GPs 'under pressure from dental patients'

Dental examination
Image caption Dentists are trained to spot signs of oral as well as dental health problems

Patients are going to their GP with concerns over their oral health when they should be going to their dentist, a poll suggests.

It found 87% of 1,000 GPs surveyed by ComRes, felt under pressure from the number of patients with worries including toothaches or ulcers.

The poll was carried out for the Association of Dental Groups, which represents private dentists.

It said dentists were best placed to spot problems - including mouth cancer.

November is Mouth Cancer Action Month.
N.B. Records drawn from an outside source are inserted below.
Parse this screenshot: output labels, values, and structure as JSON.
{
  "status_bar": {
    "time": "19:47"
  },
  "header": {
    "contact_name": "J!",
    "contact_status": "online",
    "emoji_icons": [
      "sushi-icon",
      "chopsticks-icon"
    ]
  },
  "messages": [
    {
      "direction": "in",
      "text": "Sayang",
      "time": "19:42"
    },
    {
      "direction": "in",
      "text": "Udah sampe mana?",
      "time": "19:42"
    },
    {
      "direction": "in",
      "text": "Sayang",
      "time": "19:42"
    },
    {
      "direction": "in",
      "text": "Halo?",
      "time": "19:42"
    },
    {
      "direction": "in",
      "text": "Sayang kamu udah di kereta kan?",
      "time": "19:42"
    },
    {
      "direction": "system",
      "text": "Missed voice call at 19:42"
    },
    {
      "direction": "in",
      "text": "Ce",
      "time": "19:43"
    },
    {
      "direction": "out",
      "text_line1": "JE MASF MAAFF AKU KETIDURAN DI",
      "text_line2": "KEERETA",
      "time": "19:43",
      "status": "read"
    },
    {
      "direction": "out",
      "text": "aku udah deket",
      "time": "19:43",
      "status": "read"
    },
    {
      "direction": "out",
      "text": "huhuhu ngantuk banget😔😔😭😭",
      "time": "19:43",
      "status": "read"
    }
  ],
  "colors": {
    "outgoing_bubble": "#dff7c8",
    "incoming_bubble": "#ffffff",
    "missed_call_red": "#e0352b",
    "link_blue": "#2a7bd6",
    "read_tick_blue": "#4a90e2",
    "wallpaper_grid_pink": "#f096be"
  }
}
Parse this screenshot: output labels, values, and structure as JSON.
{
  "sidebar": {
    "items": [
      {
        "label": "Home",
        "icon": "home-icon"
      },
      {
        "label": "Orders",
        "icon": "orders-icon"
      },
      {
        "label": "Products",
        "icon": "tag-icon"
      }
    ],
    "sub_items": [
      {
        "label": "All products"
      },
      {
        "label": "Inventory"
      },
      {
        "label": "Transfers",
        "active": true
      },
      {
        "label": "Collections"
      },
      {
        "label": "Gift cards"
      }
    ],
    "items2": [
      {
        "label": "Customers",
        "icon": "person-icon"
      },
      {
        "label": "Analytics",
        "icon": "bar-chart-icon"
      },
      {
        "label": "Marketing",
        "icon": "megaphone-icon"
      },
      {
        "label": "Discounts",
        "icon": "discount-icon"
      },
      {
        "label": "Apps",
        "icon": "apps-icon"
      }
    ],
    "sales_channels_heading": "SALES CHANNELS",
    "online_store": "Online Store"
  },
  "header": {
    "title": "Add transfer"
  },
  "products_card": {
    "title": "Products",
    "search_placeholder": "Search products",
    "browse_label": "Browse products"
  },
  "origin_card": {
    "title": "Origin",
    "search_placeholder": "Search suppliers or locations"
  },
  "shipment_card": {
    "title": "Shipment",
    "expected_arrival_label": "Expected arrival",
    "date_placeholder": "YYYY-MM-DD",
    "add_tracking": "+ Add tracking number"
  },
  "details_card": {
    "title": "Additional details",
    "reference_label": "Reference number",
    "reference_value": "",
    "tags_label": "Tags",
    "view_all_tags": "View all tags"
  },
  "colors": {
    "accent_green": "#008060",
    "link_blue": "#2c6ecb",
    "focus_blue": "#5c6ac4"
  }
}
The risk of developing the cancer is increased by smoking, chewing tobacco or drinking too much alcohol.

Infection with human papillomavirus (HPV) also increases the risk of some types of mouth cancer,

David Worskett, chair of the ADG, said: "With mouth cancer rates rising to over 7,500 new cases every year, and early detection vital, it is more important than ever that patients get the right care quickly.

"People often think that dentists are focus purely on teeth and gums, but actually, they are specialists in most aspects of oral health and we often find GPs refer patients back to their dentist if there is any treatment required.

"If you have any concerns about oral health related issues, be it a toothache or a long-term ulcer, you should be visiting your dentist rather than your GP.

Chief executive of the British Dental Health Foundation Dr Nigel Carter said: "As a nation we have a habit of only visiting the GP when there's a problem or when we are in some pain, yet regular dental check-ups are recommended by a dentist.

"Dentists are in the best position to spot mouth cancer. They are trained to spot early warning signs, and they do visual examinations as part of every dental check-up."